[Dec 20]—Meeting The Real Jesus: The Word Made Flesh

John 1:14

I know we read this verse yesterday, but I want to focus on it alone for a day, because there’s more than enough here to keep us occupied. As I once read in a Bible Study about the Gospel, John’s writings are shallow enough for a child to swim in and deep enough for an elephant to drown in, and this verse is a prime example.

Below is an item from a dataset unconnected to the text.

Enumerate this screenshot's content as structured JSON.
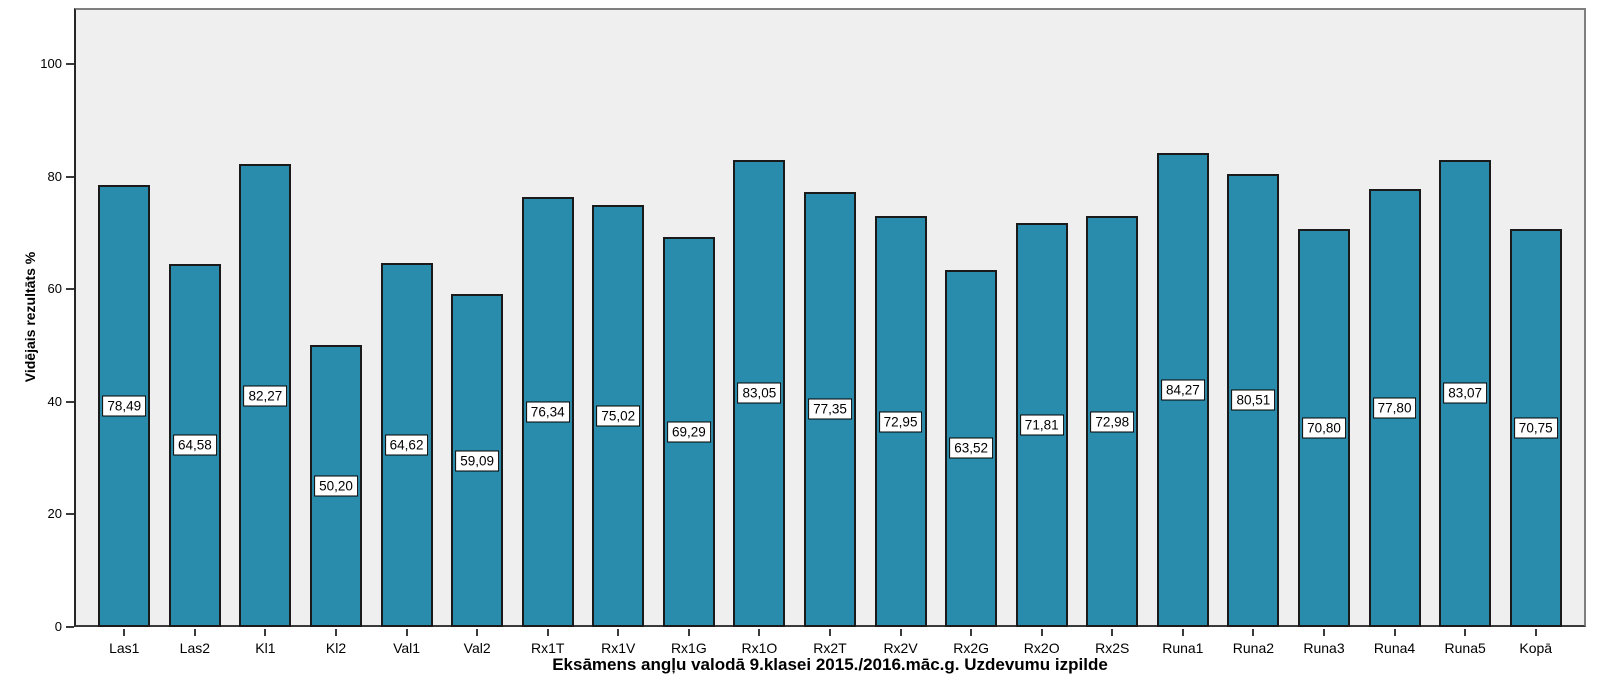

If you’re already familiar with what I’m about to say, then I apologize. John was a Jew, and his Gospel has a lot of Jewish and Old Testament allusions. The first three words of his Gospel evoke the first three words of the Torah. But he also had a Greek audience in mind as he wrote this. The key here in his prologue (which is verses one through eighteen) is the word "word" (sorry that I couldn’t phrase that better). The Greek word is Logos, and it has a breadth and depth of meaning. It can mean "word" like apple, and it can be used in the sense of “message” or “concept.” The suffix “–ology” which we attach to mean the study of something (like entomology) shows something about it. The Greeks (supposedly) believed in the Pantheon with Zeus and Apollo, but the philosophers believed in a concept they called Logos. Nothing John says about the Logos in vss. 1-5 would be that out of the mainstream of Greek thought. For example, when he says that everything was created through the Logos and it's from eternity past. “In the beginning. . .” means that there was nothing before it (actually him, as we’ll see).

They saw the Logos as the principle that oversaw the order of the universe. Now granted, they didn’t see it as a person with personality. But they were familiar with the term.

But verse 14 is where John says something about the Logos that would make them sit up and take notice: "The Logos became flesh and dwelt among us." Literally it says that he “pitched his tent among us.” Again, this uses verbiage which would be familiar with both Greeks and Jews.

“Became flesh” isn’t just in the sense of skin. The word is sarx, which is the crudest possible word the Greeks used for the human body. The term meant humanity and carried the connotation of all our frailties and stinkiness and bodily functions which we don’t talk about in polite company.

This would've horrified and scandalized the Greeks. They saw the body as something to escape from. They saw spirituality as the higher form of everything. Their dream and goal was to rise above human flesh and become more spiritual. That’s why some of the heresies of the 2nd and 3rd centuries tried to deny that Jesus was really human. He only “seemed” human, like the angels who visited Abraham. That’s not what John says. In fact, it’s quite the opposite of what John says. The term he picked means Jesus sweated. He burped. He did. . . the stuff in the bathroom that we don’t talk about in mixed company. If you think I’m being crude just for shock value, or that I’m being disrespectful to the Lord Jesus, take it up with John. His word is actually a lot more shocking than it sounds in English.

But don’t worry. John’s an equal opportunity offender, and he proves it with the other part of the phrase translated as “made his dwelling among us.” The “tent” referred to here is talking about the Tent of meeting. Remember Moses and his meetings with God? He met with God “face to face” in a tent called the tabernacle. That was where man and God talked together and fellowshipped together.

That’s what happened in the Incarnation. And John specifically used a term which would evoke that image of the Tabernacle, which would provoke either worship or violent anger from Jews.

The Word became flesh—with all its frailties and indignities and crudities--and set up his Tabernacle with us. The Logos that was in the beginning and made everything seen and unseen came down and lived with us. And “we have seen his glory, the glory of the one and only Son, who came from the Father, full of grace and truth.”

Wow.

Lord Jesus, what words can I possibly add to that? I think I’ll follow Job’s example, and put my hand over my mouth for a while.